Set up of an in vitro platform for the study of the therapeutic potential of helminth molecules against viruses

[Background] Helminth parasites like the trematode Fasciola hepatica, a veterinary parasite with an important zoonotic potential, have adapted to their mammalian hosts during long co-evolution processes by establishing host-parasite relationships that modulate different aspects of the host physiology. In line with this, previous data from our lab showed that F. hepatica newly excysted juveniles (FhNEJ) modulate cellular routes within host cells related to vesiclemediated transport and components of the innate immune response, which could potentially be relevant during the course of viral infections. Therefore, the aim of the present study was to set up an in vitro platform based on the use of viral particles pseudotyped with the envelope protein of highly pathogenic human viruses to screen for the capability of F. hepatica molecules to alter their infective potential.
[Methods] We produced viral particles derived from the vesicular-stomatitis virus (VSV) pseudotyped with Spike, the envelope protein of the recently emerged severe acute respiratory syndrome 2 (SARS-CoV-2), to test for the applicability of this in vitro platform, and validated the results using genuine SARS-CoV-2 infections in Vero cells.

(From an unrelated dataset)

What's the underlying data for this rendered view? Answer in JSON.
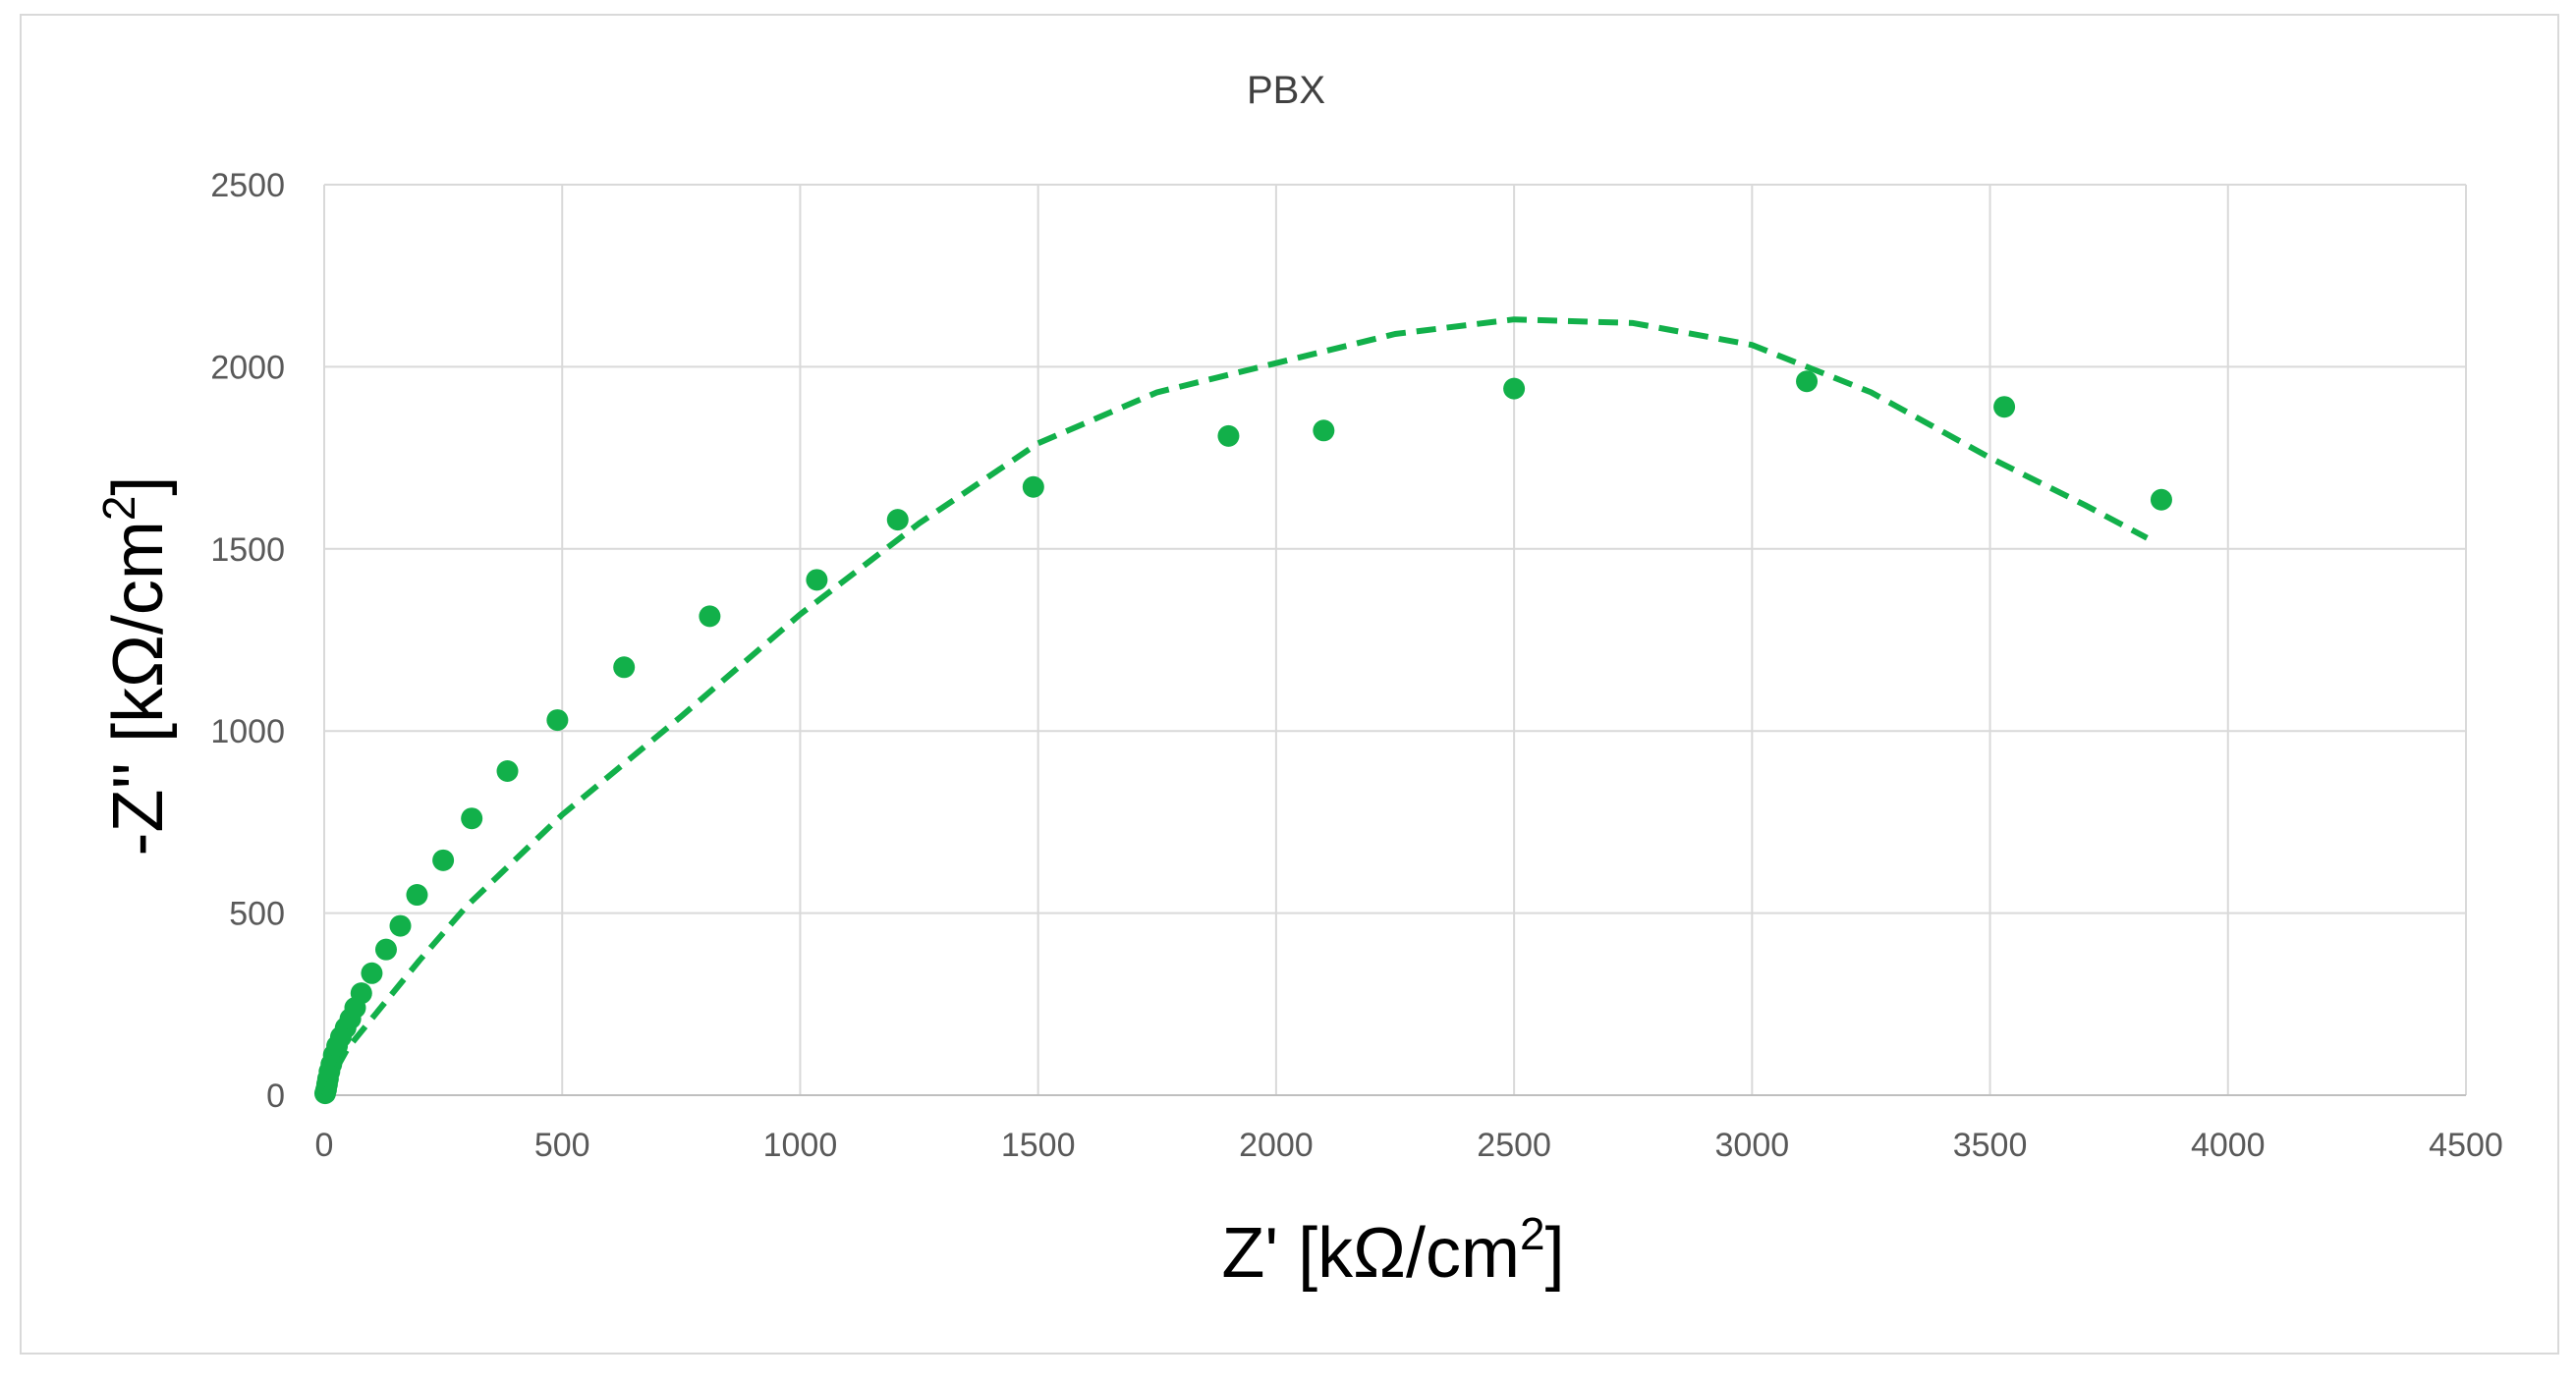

Results: Our compound screen revealed that a tegument-enriched antigenic fraction of FhNEJ contains proteins with antiviral potential against both Spike-pseudotyped VSV viral particles and live SARS-CoV-2.
[Conclusions] First, our results revealed that FhNEJ express molecules that are capable of mediating virus entry and/or replication of SARS-CoV-2 virus and potentially other enveloped viruses with zoonotic potential. Second, our results evidenced that the in vitro platform that we established for virus pseudotyping is valid for the interrogation of antiviral molecules from F. hepatica. Altogether, this platform could lead to the identification of antiviral molecules in helminth parasites and encourage their production in a safe, synthetic format for their application as therapeutics against viruses of growing public health concern.